Passado o tempo, o rei e o seu grupo partiram para uma próxima etapa, a de apropriação privada dos bens públicos, com os seus membros aparelhando o Estado, uma espécie de assalto ao Tesouro. É bem verdade que continuavam vendendo a ideia, acreditada por muitos, de que estavam pondo o país na rota do “progresso social”, quando, de fato, estavam destruindo o Estado, as leis e as suas empresas.
A rota que seguiam era a do dinheiro. Ávidos em busca dele, esqueceram, inclusive, das Leis do Reino, que disciplinavam, entre outras coisas, a relação entre o público e o privado. Achavam que isto era coisa de “burguês”, nome utilizado para qualificar qualquer inimigo seu. Não havia mais, na visão deles, adversários, mas, tão somente, inimigos a serem aniquilados.

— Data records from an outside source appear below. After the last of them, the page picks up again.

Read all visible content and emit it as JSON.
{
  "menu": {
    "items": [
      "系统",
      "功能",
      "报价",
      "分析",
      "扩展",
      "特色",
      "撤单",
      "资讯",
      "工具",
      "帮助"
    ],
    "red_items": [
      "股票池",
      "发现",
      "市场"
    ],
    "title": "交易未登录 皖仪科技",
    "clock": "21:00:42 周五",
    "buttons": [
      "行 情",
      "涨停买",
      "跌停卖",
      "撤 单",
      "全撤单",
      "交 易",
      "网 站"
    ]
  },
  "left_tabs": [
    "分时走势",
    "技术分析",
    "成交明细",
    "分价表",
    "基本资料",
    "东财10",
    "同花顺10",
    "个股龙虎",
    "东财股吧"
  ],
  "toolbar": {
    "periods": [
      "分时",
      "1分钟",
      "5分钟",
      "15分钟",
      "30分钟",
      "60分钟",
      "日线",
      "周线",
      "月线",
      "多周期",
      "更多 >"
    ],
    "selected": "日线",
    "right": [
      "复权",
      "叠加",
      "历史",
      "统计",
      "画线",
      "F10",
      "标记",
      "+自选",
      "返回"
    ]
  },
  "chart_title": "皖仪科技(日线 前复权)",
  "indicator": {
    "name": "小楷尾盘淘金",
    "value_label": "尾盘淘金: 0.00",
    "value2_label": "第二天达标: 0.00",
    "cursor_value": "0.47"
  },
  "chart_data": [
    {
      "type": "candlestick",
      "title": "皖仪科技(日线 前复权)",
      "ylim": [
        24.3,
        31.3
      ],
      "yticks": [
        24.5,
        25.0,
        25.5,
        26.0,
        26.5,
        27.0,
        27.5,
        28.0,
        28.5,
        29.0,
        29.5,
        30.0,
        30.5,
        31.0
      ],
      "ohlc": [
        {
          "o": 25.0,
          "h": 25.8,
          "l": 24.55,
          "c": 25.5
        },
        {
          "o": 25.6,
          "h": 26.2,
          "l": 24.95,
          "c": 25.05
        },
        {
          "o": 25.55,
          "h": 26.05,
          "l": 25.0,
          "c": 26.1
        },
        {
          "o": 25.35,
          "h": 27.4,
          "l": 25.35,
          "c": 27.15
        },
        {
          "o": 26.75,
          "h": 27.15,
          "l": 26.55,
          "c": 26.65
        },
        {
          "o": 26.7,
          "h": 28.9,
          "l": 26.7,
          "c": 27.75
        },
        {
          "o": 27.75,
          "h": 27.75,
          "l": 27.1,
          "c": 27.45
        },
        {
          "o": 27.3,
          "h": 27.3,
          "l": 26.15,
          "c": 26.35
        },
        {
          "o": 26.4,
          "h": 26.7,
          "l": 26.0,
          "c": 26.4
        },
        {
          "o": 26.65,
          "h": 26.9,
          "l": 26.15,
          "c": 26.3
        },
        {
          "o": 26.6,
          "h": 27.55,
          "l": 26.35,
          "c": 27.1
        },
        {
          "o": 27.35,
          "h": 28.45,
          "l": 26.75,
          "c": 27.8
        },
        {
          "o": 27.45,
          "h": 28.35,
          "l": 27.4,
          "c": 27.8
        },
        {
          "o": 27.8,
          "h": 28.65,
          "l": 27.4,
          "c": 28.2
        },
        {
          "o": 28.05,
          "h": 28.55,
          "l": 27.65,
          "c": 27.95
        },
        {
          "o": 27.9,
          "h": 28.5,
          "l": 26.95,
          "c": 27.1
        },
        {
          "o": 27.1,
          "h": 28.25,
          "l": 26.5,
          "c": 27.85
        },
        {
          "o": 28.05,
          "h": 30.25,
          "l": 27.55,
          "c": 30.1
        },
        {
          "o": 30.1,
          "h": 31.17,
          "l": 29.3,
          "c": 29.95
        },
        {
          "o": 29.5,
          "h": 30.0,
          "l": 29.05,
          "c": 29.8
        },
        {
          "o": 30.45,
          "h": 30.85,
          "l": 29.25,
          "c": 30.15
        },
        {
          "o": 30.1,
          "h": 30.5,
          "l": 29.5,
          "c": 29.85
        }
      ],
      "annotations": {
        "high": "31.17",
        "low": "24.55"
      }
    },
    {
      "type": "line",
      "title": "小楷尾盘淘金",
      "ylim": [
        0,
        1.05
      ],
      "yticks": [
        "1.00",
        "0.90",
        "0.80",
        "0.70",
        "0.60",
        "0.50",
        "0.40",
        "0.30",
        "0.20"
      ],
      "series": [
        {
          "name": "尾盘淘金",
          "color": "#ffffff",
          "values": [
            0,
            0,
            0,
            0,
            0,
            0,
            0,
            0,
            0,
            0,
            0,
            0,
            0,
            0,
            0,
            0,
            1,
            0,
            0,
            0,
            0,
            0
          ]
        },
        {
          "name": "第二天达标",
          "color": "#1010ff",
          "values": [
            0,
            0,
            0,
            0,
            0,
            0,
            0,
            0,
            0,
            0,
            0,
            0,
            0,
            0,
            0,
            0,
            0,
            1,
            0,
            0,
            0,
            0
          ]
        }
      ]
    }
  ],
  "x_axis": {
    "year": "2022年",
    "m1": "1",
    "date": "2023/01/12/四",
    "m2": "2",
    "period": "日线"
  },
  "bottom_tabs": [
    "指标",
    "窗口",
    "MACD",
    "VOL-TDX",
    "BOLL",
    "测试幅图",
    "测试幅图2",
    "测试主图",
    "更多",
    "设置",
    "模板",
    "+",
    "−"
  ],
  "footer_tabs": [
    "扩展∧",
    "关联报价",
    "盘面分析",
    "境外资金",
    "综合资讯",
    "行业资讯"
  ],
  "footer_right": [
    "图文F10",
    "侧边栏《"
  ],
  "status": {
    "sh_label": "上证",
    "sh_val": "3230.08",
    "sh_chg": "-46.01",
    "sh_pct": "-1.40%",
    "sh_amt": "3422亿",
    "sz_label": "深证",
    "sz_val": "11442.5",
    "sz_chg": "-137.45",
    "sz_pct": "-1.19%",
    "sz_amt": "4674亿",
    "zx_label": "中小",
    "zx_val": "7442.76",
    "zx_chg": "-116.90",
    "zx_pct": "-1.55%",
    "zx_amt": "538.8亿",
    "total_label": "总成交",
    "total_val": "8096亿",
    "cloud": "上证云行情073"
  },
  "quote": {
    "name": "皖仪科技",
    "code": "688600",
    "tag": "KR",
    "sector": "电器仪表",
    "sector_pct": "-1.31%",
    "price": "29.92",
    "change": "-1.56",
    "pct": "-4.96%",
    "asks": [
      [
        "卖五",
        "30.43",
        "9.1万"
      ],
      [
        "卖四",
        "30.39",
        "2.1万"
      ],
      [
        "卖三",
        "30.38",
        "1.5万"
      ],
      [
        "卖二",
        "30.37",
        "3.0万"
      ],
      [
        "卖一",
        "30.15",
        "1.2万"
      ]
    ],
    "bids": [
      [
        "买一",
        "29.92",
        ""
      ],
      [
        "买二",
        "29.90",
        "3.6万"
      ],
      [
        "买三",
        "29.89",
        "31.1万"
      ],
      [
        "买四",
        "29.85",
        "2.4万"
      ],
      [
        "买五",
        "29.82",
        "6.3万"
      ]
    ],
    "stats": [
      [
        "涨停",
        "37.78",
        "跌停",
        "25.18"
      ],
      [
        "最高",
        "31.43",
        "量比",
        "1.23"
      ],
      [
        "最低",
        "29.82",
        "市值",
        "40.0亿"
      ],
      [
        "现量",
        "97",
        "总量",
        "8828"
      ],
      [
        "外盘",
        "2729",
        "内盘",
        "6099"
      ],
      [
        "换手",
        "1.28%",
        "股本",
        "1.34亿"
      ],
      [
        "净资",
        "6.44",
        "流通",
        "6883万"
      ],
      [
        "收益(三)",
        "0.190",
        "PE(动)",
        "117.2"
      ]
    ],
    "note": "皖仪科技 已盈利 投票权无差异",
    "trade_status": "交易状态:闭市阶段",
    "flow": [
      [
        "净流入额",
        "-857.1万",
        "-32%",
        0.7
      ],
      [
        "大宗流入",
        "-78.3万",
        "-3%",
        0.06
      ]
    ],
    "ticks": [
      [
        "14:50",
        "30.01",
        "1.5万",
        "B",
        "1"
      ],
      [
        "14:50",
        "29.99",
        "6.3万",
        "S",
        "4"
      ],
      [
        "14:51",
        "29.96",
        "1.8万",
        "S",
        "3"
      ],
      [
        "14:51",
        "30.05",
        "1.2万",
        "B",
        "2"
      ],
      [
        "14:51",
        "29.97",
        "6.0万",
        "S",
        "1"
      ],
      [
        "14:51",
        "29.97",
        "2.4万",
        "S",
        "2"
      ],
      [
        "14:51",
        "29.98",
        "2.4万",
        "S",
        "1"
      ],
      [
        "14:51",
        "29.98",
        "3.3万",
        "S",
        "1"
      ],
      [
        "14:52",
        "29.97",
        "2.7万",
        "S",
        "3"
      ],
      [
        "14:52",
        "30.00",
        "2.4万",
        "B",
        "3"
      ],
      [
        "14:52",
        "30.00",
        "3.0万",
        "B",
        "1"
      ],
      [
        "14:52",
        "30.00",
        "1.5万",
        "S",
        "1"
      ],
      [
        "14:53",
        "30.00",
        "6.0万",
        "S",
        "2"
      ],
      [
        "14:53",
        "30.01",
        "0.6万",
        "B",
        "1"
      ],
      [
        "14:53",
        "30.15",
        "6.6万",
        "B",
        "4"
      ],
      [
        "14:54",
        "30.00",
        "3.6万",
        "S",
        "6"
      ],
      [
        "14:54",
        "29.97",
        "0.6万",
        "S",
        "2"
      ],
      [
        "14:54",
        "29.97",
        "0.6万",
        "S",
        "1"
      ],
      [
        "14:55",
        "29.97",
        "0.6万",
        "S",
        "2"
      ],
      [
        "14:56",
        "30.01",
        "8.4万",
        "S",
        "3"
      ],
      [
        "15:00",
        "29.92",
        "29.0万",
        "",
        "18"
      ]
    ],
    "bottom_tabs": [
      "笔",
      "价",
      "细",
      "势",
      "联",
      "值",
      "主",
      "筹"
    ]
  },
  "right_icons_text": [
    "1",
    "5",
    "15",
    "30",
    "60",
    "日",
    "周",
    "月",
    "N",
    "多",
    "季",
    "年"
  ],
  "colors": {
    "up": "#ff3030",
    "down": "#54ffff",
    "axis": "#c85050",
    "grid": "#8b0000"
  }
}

O ódio foi instalado.
O rei tornou- se milionário, embora quisesse ocultar para a massa dos seus súditos essa realidade. Fazia parte da ficção de seu poder. Sua fortuna, graças a diligentes funcionários públicos, juízes, promotores e policiais, que não compactuavam com o arbítrio, foi estimada em dezenas de milhões de reais. O império das leis tornou- se o “seu” império. Dom Lula da Silva, o onipotente.
Curioso que o rei apresentava- se como metalúrgico, embora o tenha sido em um período curtíssimo de sua vida, pois, logo, tornou- se sindicalista e líder partidário, sua verdadeira “profissão”. Manteve, porém, esta imagem, porque era- lhe útil para o exercício do poder. Veio a ser o mais ilustre membro da elite dominante.
Entretanto, o reino guardava um traço democrático, o de realização de eleições periódicas, voltadas para a renovação de seus quadros dirigentes. Era uma espécie de monarquia eleitoral. Frente a tal situação e na impossibilidade, naquele momento, de alterar essa regra, embora o tenha cogitado, optou por um esperto estratagema, o de criar uma sucessora que seria a sua própria criatura.
Crédulos, os súditos aceitaram a sua escolha e a ungiram. Nomearam- na Dona Dilma, a desconexa. Sua trama política consistia em seu retorno futuro. Ocorre que sua “criatura” botou os pés pelas mãos, como se diz em linguagem popular. Gastou o que o reino não tinha para gastar, maquiou as contas públicas, colocou o país na recessão, destruiu empregos e empresas e produziu uma perigosa inflação. Um desastre total.
Neste meio tempo, a máscara começou a cair. Os cidadãos crédulos tornaramse incrédulos em relação ao culto dominante. As manifestações iniciaram. Aquele grupo de funcionários públicos dedicados passou a investigar e vasculhar as contas públicas.
Estarrecidos, descobriam que essas contas tinham se tornado privadas, apropriadas pelo rei, pela sua corte partidária e por um grupo de empresários inescrupulosos. Todos juntos participavam do festim dos bens públicos. Aos súditos, as migalhas!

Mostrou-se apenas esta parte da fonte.